Figure 125: Représentation schématique des différents états redox accessibles des complexes [MII(dippyrométhène)2]

6.1.3 Ligand hybride bis(di-tert-butyl-phénol)-dipyrrine

Compte tenu de l’excellente aptitude des complexes porphyriniques et salen à stabiliser différents états redox radicalaire du ligand, nous avons décidé d’étudier les propriétés de complexes hybrides bis(di-tert-butyl-phénol)-dipyrrine possédant une unité dipyrrométhène liée à deux phénolates (Figure 124-c). Le ligand tétradentate bis(di-tert-butyl- phénol)-dipyrrine H310 constitue un bon analogue de ligand salen puisqu’il possède également une structure rigide, une sphère de coordination de type N2O2 et deux unités phénols précurseurs de radicaux phénoxyles dans leurs formes déprotonées. Les phénols sont fonctionnalisés par des groupements –tBu encombrants pour éviter les phénomènes de dimérisation des complexes oxydés.

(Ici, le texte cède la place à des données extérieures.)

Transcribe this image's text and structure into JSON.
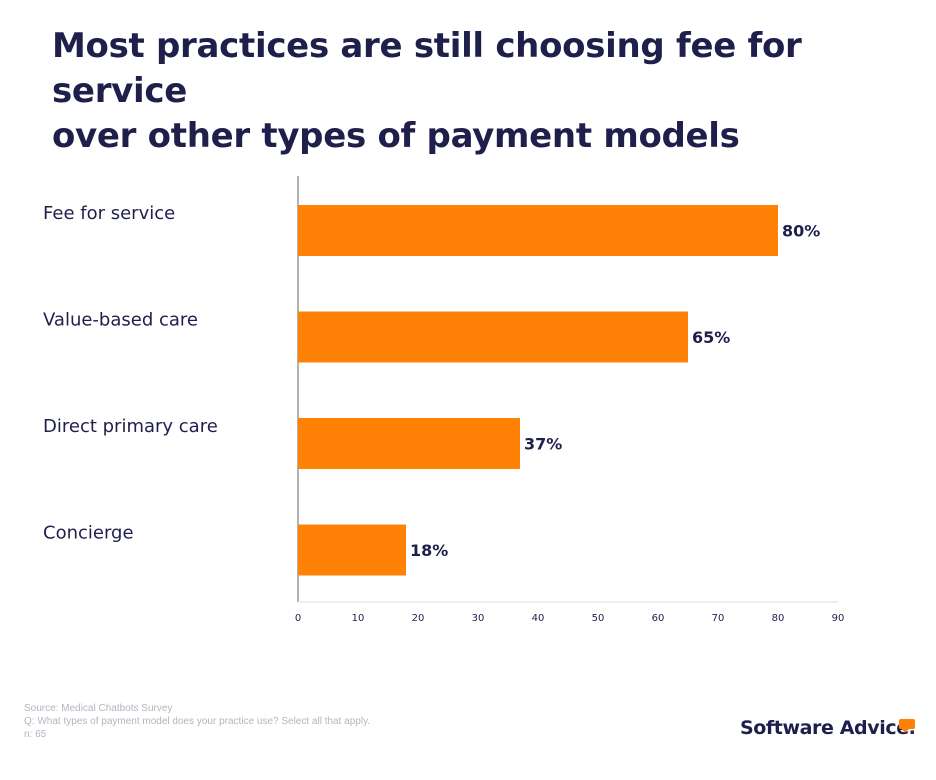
{
  "title_lines": [
    "Most practices are still choosing fee for service",
    "over other types of payment models"
  ],
  "chart_data": {
    "type": "bar",
    "orientation": "horizontal",
    "title": "Most practices are still choosing fee for service over other types of payment models",
    "categories": [
      "Fee for service",
      "Value-based care",
      "Direct primary care",
      "Concierge"
    ],
    "values": [
      80,
      65,
      37,
      18
    ],
    "value_labels": [
      "80%",
      "65%",
      "37%",
      "18%"
    ],
    "xlim": [
      0,
      90
    ],
    "xticks": [
      0,
      10,
      20,
      30,
      40,
      50,
      60,
      70,
      80,
      90
    ],
    "xlabel": "",
    "ylabel": "",
    "grid": false,
    "bar_color": "#ff8206"
  },
  "footer": {
    "source": "Source: Medical Chatbots Survey",
    "question": "Q: What types of payment model does your practice use? Select all that apply.",
    "n": "n: 65"
  },
  "brand": {
    "name": "Software Advice.",
    "accent_color": "#ff8206"
  },
  "colors": {
    "text": "#1f1f4c",
    "axis": "#666666",
    "footer_text": "#b4b4c0"
  }
}
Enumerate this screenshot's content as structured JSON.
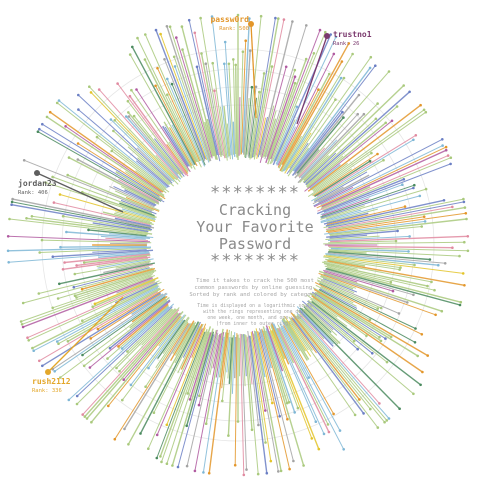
{
  "title": {
    "stars_top": "********",
    "lines": [
      "Cracking",
      "Your Favorite",
      "Password"
    ],
    "stars_bottom": "********"
  },
  "description": [
    "Time it takes to crack the 500 most",
    "common passwords by online guessing.",
    "Sorted by rank and colored by category."
  ],
  "note": [
    "Time is displayed on a logarithmic scale",
    "with the rings representing one day,",
    "one week, one month, and one year",
    "(from inner to outer ring)."
  ],
  "callouts": [
    {
      "name": "passw0rd",
      "rank_label": "Rank: 500",
      "color": "#e3962a"
    },
    {
      "name": "trustno1",
      "rank_label": "Rank: 26",
      "color": "#7b3a6e"
    },
    {
      "name": "jordan23",
      "rank_label": "Rank: 406",
      "color": "#5e5e5e"
    },
    {
      "name": "rush2112",
      "rank_label": "Rank: 336",
      "color": "#e3a72a"
    }
  ],
  "chart_data": {
    "type": "radial-bar",
    "count": 500,
    "scale": "logarithmic",
    "rings": [
      "one day",
      "one week",
      "one month",
      "one year"
    ],
    "category_colors": [
      "#a9c97c",
      "#7fb7d6",
      "#6b7fc4",
      "#e3962a",
      "#b05aa0",
      "#e08aa0",
      "#a3a3a3",
      "#4a8a5e",
      "#e3c42a"
    ],
    "values_note": "500 bars sorted by rank; individual crack times are not printed in the figure"
  }
}
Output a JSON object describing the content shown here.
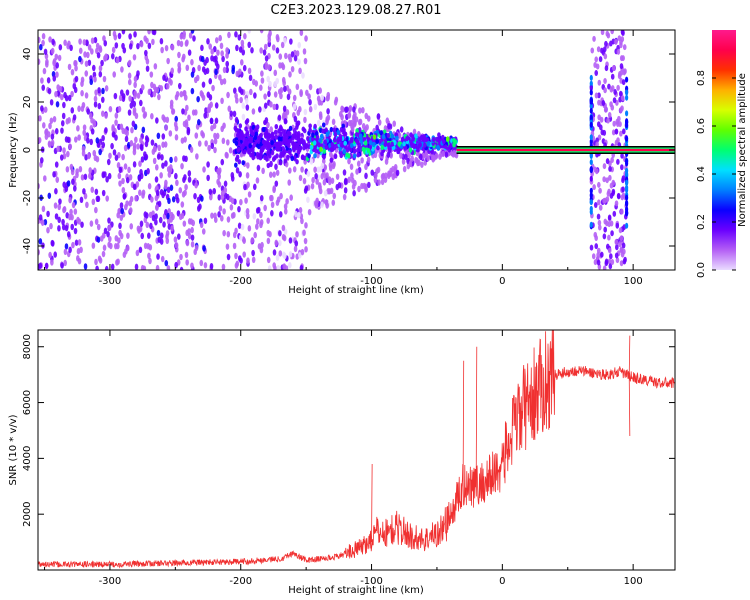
{
  "title": "C2E3.2023.129.08.27.R01",
  "chart_data": [
    {
      "type": "heatmap",
      "xlabel": "Height of straight line (km)",
      "ylabel": "Frequency (Hz)",
      "xlim": [
        -355,
        132
      ],
      "ylim": [
        -50,
        50
      ],
      "x_ticks": [
        "-300",
        "-200",
        "-100",
        "0",
        "100"
      ],
      "y_ticks": [
        "-40",
        "-20",
        "0",
        "20",
        "40"
      ],
      "grid": false,
      "colorbar": {
        "label": "Normalized spectral amplitude",
        "range": [
          0.0,
          1.0
        ],
        "ticks": [
          "0.0",
          "0.2",
          "0.4",
          "0.6",
          "0.8"
        ],
        "colors": [
          "#eadcff",
          "#b45ff5",
          "#6a00ff",
          "#0a00ff",
          "#0080ff",
          "#00e0ff",
          "#00ff70",
          "#60ff00",
          "#d8ff00",
          "#ffb000",
          "#ff3000",
          "#ff004c",
          "#ff1a8c"
        ]
      },
      "features": {
        "carrier_line": {
          "frequency_hz": 0,
          "x_from": -35,
          "x_to": 132
        },
        "spread_region": {
          "x_from": -355,
          "x_to": -35,
          "max_spread_hz": 50
        },
        "bright_burst": {
          "x_from": 68,
          "x_to": 95,
          "spread_hz": 50
        }
      }
    },
    {
      "type": "line",
      "xlabel": "Height of straight line (km)",
      "ylabel": "SNR (10 * v/v)",
      "xlim": [
        -355,
        132
      ],
      "ylim": [
        0,
        8600
      ],
      "x_ticks": [
        "-300",
        "-200",
        "-100",
        "0",
        "100"
      ],
      "y_ticks": [
        "2000",
        "4000",
        "6000",
        "8000"
      ],
      "grid": false,
      "line_color": "#f03030",
      "series": [
        {
          "x": [
            -355,
            -300,
            -250,
            -200,
            -170,
            -160,
            -150,
            -130,
            -110,
            -100,
            -95,
            -90,
            -80,
            -70,
            -60,
            -50,
            -45,
            -40,
            -35,
            -30,
            -25,
            -20,
            -15,
            -10,
            -5,
            0,
            5,
            10,
            15,
            20,
            25,
            30,
            35,
            40,
            50,
            60,
            70,
            80,
            85,
            90,
            95,
            100,
            110,
            120,
            132
          ],
          "y": [
            200,
            200,
            250,
            300,
            400,
            600,
            350,
            450,
            700,
            1000,
            1300,
            1200,
            1400,
            1100,
            1000,
            1200,
            1400,
            1800,
            2500,
            3000,
            3200,
            3000,
            3100,
            3300,
            3500,
            3900,
            4500,
            5200,
            5700,
            6000,
            6300,
            6600,
            6900,
            7000,
            7100,
            7150,
            7050,
            7000,
            7050,
            7100,
            7000,
            6900,
            6800,
            6700,
            6700
          ]
        }
      ],
      "spikes": [
        {
          "x": -100,
          "y": 3800
        },
        {
          "x": -30,
          "y": 7500
        },
        {
          "x": -20,
          "y": 8000
        },
        {
          "x": 97,
          "y": 8400
        },
        {
          "x": 97,
          "y": 4800
        }
      ]
    }
  ]
}
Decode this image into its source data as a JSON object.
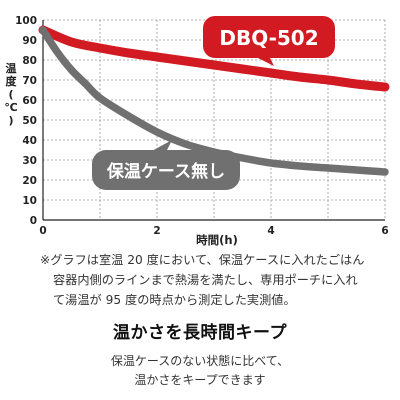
{
  "chart_data": {
    "type": "line",
    "xlabel": "時間(h)",
    "ylabel": "温度(℃)",
    "xlim": [
      0,
      6
    ],
    "ylim": [
      0,
      100
    ],
    "x_ticks": [
      "0",
      "2",
      "4",
      "6"
    ],
    "y_ticks": [
      "0",
      "10",
      "20",
      "30",
      "40",
      "50",
      "60",
      "70",
      "80",
      "90",
      "100"
    ],
    "grid": true,
    "series": [
      {
        "name": "DBQ-502",
        "color": "#d21a22",
        "x": [
          0,
          0.5,
          1,
          1.5,
          2,
          2.5,
          3,
          3.5,
          4,
          4.5,
          5,
          5.5,
          6
        ],
        "y": [
          95,
          89,
          86,
          83.5,
          81.5,
          79.5,
          77.5,
          75.5,
          73.5,
          71.5,
          70,
          68,
          66.5
        ]
      },
      {
        "name": "保温ケース無し",
        "color": "#707070",
        "x": [
          0,
          0.25,
          0.5,
          0.75,
          1,
          1.5,
          2,
          2.5,
          3,
          3.5,
          4,
          4.5,
          5,
          5.5,
          6
        ],
        "y": [
          95,
          84,
          75,
          68,
          61,
          52,
          44,
          38,
          34,
          31,
          28.5,
          27,
          26,
          25,
          24
        ]
      }
    ]
  },
  "note_lines": [
    "※グラフは室温 20 度において、保温ケースに入れたごはん",
    "容器内側のラインまで熱湯を満たし、専用ポーチに入れ",
    "て湯温が 95 度の時点から測定した実測値。"
  ],
  "heading": "温かさを長時間キープ",
  "sub_lines": [
    "保温ケースのない状態に比べて、",
    "温かさをキープできます"
  ]
}
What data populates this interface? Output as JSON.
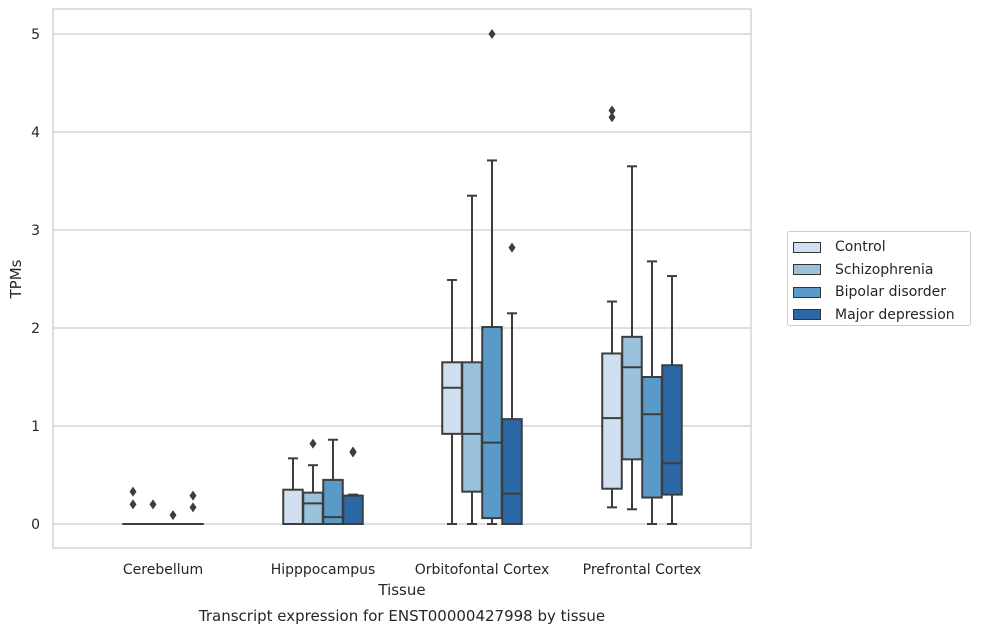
{
  "chart_data": {
    "type": "box",
    "title": "Transcript expression for ENST00000427998 by tissue",
    "xlabel": "Tissue",
    "ylabel": "TPMs",
    "ylim": [
      -0.25,
      5.25
    ],
    "yticks": [
      0,
      1,
      2,
      3,
      4,
      5
    ],
    "grid": "horizontal",
    "legend_position": "right",
    "categories": [
      "Cerebellum",
      "Hipppocampus",
      "Orbitofontal Cortex",
      "Prefrontal Cortex"
    ],
    "series": [
      {
        "name": "Control",
        "color": "#d1e0f0",
        "boxes": [
          {
            "whislo": 0,
            "q1": 0,
            "med": 0,
            "q3": 0,
            "whishi": 0,
            "fliers": [
              0.33,
              0.2
            ]
          },
          {
            "whislo": 0,
            "q1": 0,
            "med": 0,
            "q3": 0.35,
            "whishi": 0.67,
            "fliers": []
          },
          {
            "whislo": 0,
            "q1": 0.92,
            "med": 1.39,
            "q3": 1.65,
            "whishi": 2.49,
            "fliers": []
          },
          {
            "whislo": 0.17,
            "q1": 0.36,
            "med": 1.08,
            "q3": 1.74,
            "whishi": 2.27,
            "fliers": [
              4.22,
              4.15
            ]
          }
        ]
      },
      {
        "name": "Schizophrenia",
        "color": "#9ac2dc",
        "boxes": [
          {
            "whislo": 0,
            "q1": 0,
            "med": 0,
            "q3": 0,
            "whishi": 0,
            "fliers": [
              0.2
            ]
          },
          {
            "whislo": 0,
            "q1": 0,
            "med": 0.21,
            "q3": 0.32,
            "whishi": 0.6,
            "fliers": [
              0.82
            ]
          },
          {
            "whislo": 0,
            "q1": 0.33,
            "med": 0.92,
            "q3": 1.65,
            "whishi": 3.35,
            "fliers": []
          },
          {
            "whislo": 0.15,
            "q1": 0.66,
            "med": 1.6,
            "q3": 1.91,
            "whishi": 3.65,
            "fliers": []
          }
        ]
      },
      {
        "name": "Bipolar disorder",
        "color": "#5a9ac9",
        "boxes": [
          {
            "whislo": 0,
            "q1": 0,
            "med": 0,
            "q3": 0,
            "whishi": 0,
            "fliers": [
              0.09
            ]
          },
          {
            "whislo": 0,
            "q1": 0,
            "med": 0.07,
            "q3": 0.45,
            "whishi": 0.86,
            "fliers": []
          },
          {
            "whislo": 0,
            "q1": 0.06,
            "med": 0.83,
            "q3": 2.01,
            "whishi": 3.71,
            "fliers": [
              5.0
            ]
          },
          {
            "whislo": 0,
            "q1": 0.27,
            "med": 1.12,
            "q3": 1.5,
            "whishi": 2.68,
            "fliers": []
          }
        ]
      },
      {
        "name": "Major depression",
        "color": "#2c68a6",
        "boxes": [
          {
            "whislo": 0,
            "q1": 0,
            "med": 0,
            "q3": 0,
            "whishi": 0,
            "fliers": [
              0.29,
              0.17
            ]
          },
          {
            "whislo": 0,
            "q1": 0,
            "med": 0,
            "q3": 0.29,
            "whishi": 0.3,
            "fliers": [
              0.73,
              0.74
            ]
          },
          {
            "whislo": 0,
            "q1": 0,
            "med": 0.31,
            "q3": 1.07,
            "whishi": 2.15,
            "fliers": [
              2.82
            ]
          },
          {
            "whislo": 0,
            "q1": 0.3,
            "med": 0.62,
            "q3": 1.62,
            "whishi": 2.53,
            "fliers": []
          }
        ]
      }
    ]
  }
}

La synthèse et l’utilisation du ligand H310 (bis(di-tert-butyl-phénol)-dipyrrine) complexé avec des métaux tétravalents (TiIV, ZrIV, GeIV, SnIV) a récemment été décrite à des fins catalytiques, notamment pour la copolymérisation d’époxydes avec le dioxyde de carbone.196 Ce ligand possède une structure entièrement conjuguée à 24 électrons et est trianionique dans sa forme entièrement déprotonée. Cette charge formelle est plus importante que celle des ligands salen et porphyriniques considérés indépendamment (dianionique dans leur forme déprotonée) et peut constituer un atout quant à la stabilisation de complexes à un haut degré d’oxydation. D’un autre coté, le fragment dippyrométhène devrait également favoriser une activité redox en réduction centrée sur le ligand. Nous avons développé ici des complexes de métaux divalents (CuII et NiII) et étudié leur chimie redox en oxydation et en réduction que nous comparerons à celle des charpentes originelles salen et porphyriniques.

196 Nakano, K.; Kobayashi, K.; Nozaki, K. J. Am. Chem. Soc. 2011, 133, 10720.